Lerda, pánfila e idiota; un juego de dos
A mí me gustaba retarle a través de mis incompetentes bailes de fulana lerda venida arriba»
A mí me gustaba bailar para él. A él le encantaba hacerme bailar en su casa, en la mía o en cualquier hotel que se cruzara en el camino del deseo despierto que naciera en la mesa de un bar. Inesperadamente, en la trivialidad de una conversación de media tarde y de forma aleatoria, un gesto suyo despertaba una incontenible necesidad de comerle la piel. Y así, sin salsas, aceites ni otro tipo de aderezo, le soltaba yo ese «arrástrame del cuello ahora mismo y sácame de este lugar» que le volvía loco.
Me arrastraba, no me iba yo con él. Me tenía que arrastrar o si no, no era lo mismo. Él me arrastraba y yo me dejaba arrastrar. Como si no hubiera sido mía la propuesta, llegaba a contradecirle haciéndome la fría, la beata, la estrecha hasta que accedía refunfuñando a su oferta obscena. Nos largábamos dejando a veces el plato a la mitad, y esto me valía para jugar con las palabras del hambre, de la carne a medias, de mis ganas de hincar el diente o de chupar buena chicha cruda.
Le encantaba verme engullir hasta la última miga de un bol rancio de patatas de bolsa, aceitunas, chacina barata… Me dejaba sus tapas siempre con un simulado « no tengo ganas» mientras se encendía uno de sus múltiples cigarros del día.
«A él le tocaba fingir la imagen de tener el control. Le admiraba por ello. Amaba a Saúl en sus juegos más duros»
Allí, en el hotel o su casa o la mía, cada uno se asía a su papel. El mío versaba sobre ser idiota. Me apasiona hacerme la imbécil, es algo que se me da realmente bien. Infantil, ilusa, ingenua, inofensiva, ignorante, inocente. Una zorra con aires de doncella impávida, pura, limpia. Una linda mujer aniñada que ruega por algo de dinero y atención. A él le tocaba fingir la imagen de tener el control.

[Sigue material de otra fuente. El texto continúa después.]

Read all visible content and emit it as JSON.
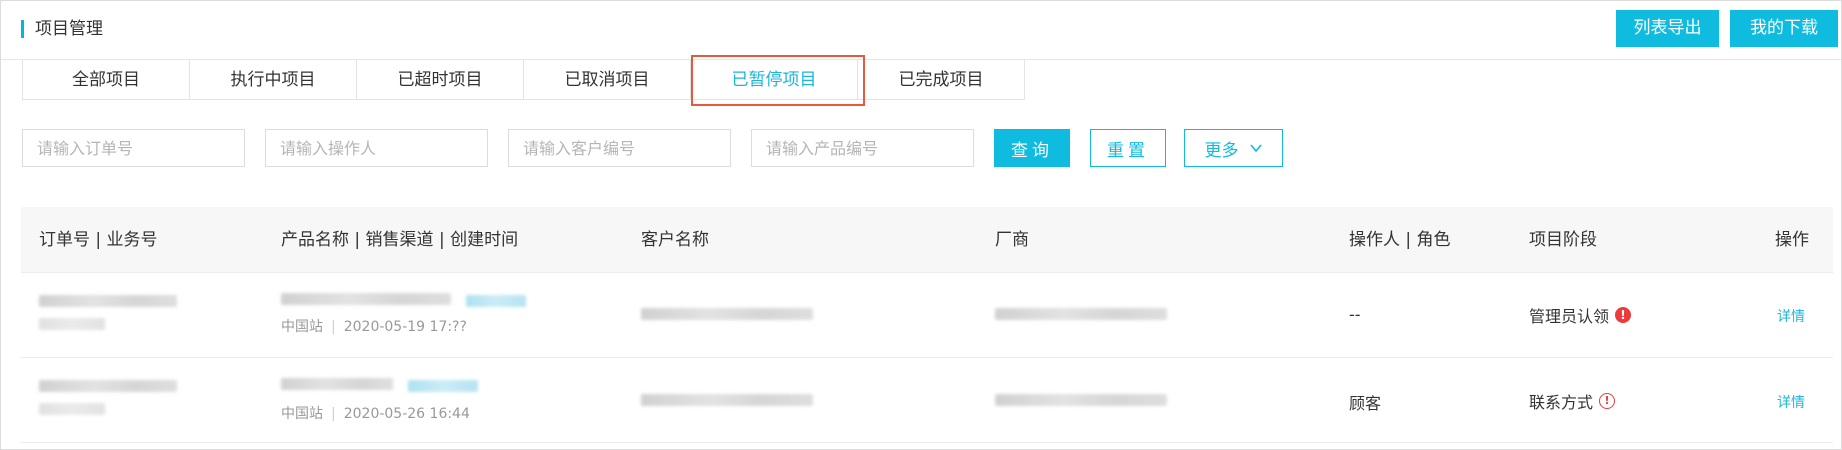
{
  "header": {
    "title": "项目管理",
    "export_label": "列表导出",
    "download_label": "我的下载"
  },
  "tabs": [
    {
      "label": "全部项目",
      "active": false
    },
    {
      "label": "执行中项目",
      "active": false
    },
    {
      "label": "已超时项目",
      "active": false
    },
    {
      "label": "已取消项目",
      "active": false
    },
    {
      "label": "已暂停项目",
      "active": true
    },
    {
      "label": "已完成项目",
      "active": false
    }
  ],
  "filters": {
    "order_placeholder": "请输入订单号",
    "operator_placeholder": "请输入操作人",
    "customer_placeholder": "请输入客户编号",
    "product_placeholder": "请输入产品编号",
    "query_label": "查询",
    "reset_label": "重置",
    "more_label": "更多"
  },
  "table": {
    "columns": [
      "订单号 | 业务号",
      "产品名称 | 销售渠道 | 创建时间",
      "客户名称",
      "厂商",
      "操作人 | 角色",
      "项目阶段",
      "操作"
    ],
    "rows": [
      {
        "channel": "中国站",
        "created": "2020-05-19 17:??",
        "operator": "--",
        "stage": "管理员认领",
        "alert": "!",
        "action": "详情"
      },
      {
        "channel": "中国站",
        "created": "2020-05-26 16:44",
        "operator": "顾客",
        "stage": "联系方式",
        "alert": "!",
        "action": "详情"
      }
    ]
  },
  "colors": {
    "accent": "#0fbce0",
    "alert": "#ee3a3a",
    "highlight_border": "#e9583d"
  }
}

Le admiraba por ello. Amaba a Saúl en sus juegos más duros.
Sus proposiciones eran peleadas, saboteadas o plácidamente seguidas por mí y sobre ese juego retorcido de poder alterado y alternado cimentábamos nuestros encuentros inmorales. Le adoraba por ayudarme a quebrantar las imposiciones de lo correcto. Le daba las gracias por tratarme tan mal como nadie antes se había atrevido a hacerlo. Me concedía lo que quería apenas con unas miradas, casi sin hablar.
Se postraba en un sillón cualquiera que le diera supremacía y autoridad. Entonces se buscaba la polla y la sacaba, sin siquiera abrirse del todo el pantalón. La escurría por la cremallera como un cuerpo inerte que comienza a endurecerse por segundos. Se dirigía a mí como se le habla a una niña lerda, a un sujeto inferior, a una extranjera de corto vocabulario en la lengua adoptiva, con un cariño exagerado que rozaba lo insultante. «Amanda, bonita, mira lo que tengo para ti. Venga, de rodillas y a chupar. ¿Contenta?» , me decía tranquilo con la ironía de la sonrisa dibujada en la cara.
Esta oferta la acompañaba con una caricia suave y dulce en mi rostro que yo seguía como una gata. Otras veces, su tono no era tan amable y me agarraba del cuello haciendo que mis rodillas cayeran desde las suyas hasta el suelo. Casi siempre, una palmadita en el culo como la de una película cutre del destape español terminaba con la charla. Amor y desprecio, un abrazo a mi intelecto.
Mi rebelión la organizaba con astucia, siempre en los límites que mi imbecilidad adoptada me permitía. «Mira Saúl, he inventado este baile para ti» , le proponía sin proponer y me levantaba antes de oír qué tenía que decir a aquello. Cogía lo primero que tuviera a mi alcance para improvisar un baile absurdo, ridículo y necio con música tarareada. Creaba en un instante un montón de movimientos deshonestos coordinados en la elegancia que adopta mi silueta en movimiento. Imitaba arritmias, falseaba saltos grandilocuentes con pasos torpes y fingía un vistoso y dramático final que le arrancaba el aplauso. En este único momento, Saúl soltaba su polla; el resto del tiempo, siendo mi espectáculo de corta o larga duración, él se la meneaba pausadamente. A veces imponía sus gustos y pedía algo más de culo, pero poco más. Saúl era un gran espectador. Me esperaba. A mí me gustaba retarle a través de mis incompetentes bailes de fulana lerda venida arriba. Después del show, la preciosa boba se arrodillaba y se tragaba su polla entera hasta el fondo de la garganta, sin rechistar. Enamorada y sin rechistar. «Esta es mi zorra», suspiraba Saúl antes de desmayarse de placer.